Prendendo come esempio la realtà torinese, a livello di azioni ultimamente vi siete mossi di fronte Palazzo Lascaris. Quando organizzate questo genere di azioni c’è un’assemblea fra tutti i membri di tutti i gruppi per parlare e definire l’azione che si andrà a fare?

No.

Allora come vi organizzate?

Attraverso i gruppi di affinità. Tra i vari gruppi di lavoro c’è il gruppo azioni che ha una composizione particolare. Partecipano i referenti dei vari gruppi di affinità che poi hanno il compito di riportare ciò che è stato discusso.

Quindi possiamo dire che Extinction Rebellion sia un movimento basato sulla autorganizzazione non gerarchica.

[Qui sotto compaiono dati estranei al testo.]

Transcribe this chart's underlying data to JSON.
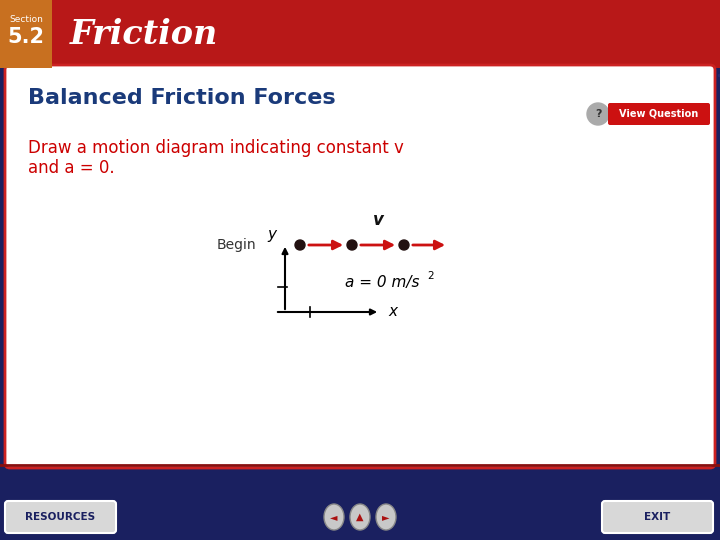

Sì, sicuramente è un movimento che si basa sull’autorganizzazione. La gerarchia c’è di scopo, non di persone.

Nei fatti pratici è funzionale il vostro modo di organizzarvi?

Dal mio punto di vista sì. Poi è necessario fare delle considerazioni, innanzitutto è un modo di lavoro diverso rispetto a ciò a cui siamo generalmente abituat?; quindi, ci vuole del tempo per capirne il meccanismo ed entrarci dentro. Detto questo io ritengo sia efficace e mi sembra che si inserisca bene all’interno di una cultura rigenerativa. Vengono divise responsabilità e potere, ognuno fa qualcosa ma non fa troppo.

In un mondo globalizzato dove la quotidianità è pregna di violenza e inviti ad essa, è una metodologia sostenibile in termini di funzionalità quella adottata dal movimento?

Extinction Rebellion si inserisce all’interno di una cornice di movimentismo che ha già una partecipazione ampia, pensiamo ai Fridays for Future. Io credo che siano necessari diversi approcci. Extinction Rebellion propone la disobbedienza civile, noi sappiamo che attraverso questa possiamo arrivare a scombussolare la gente ed i governanti.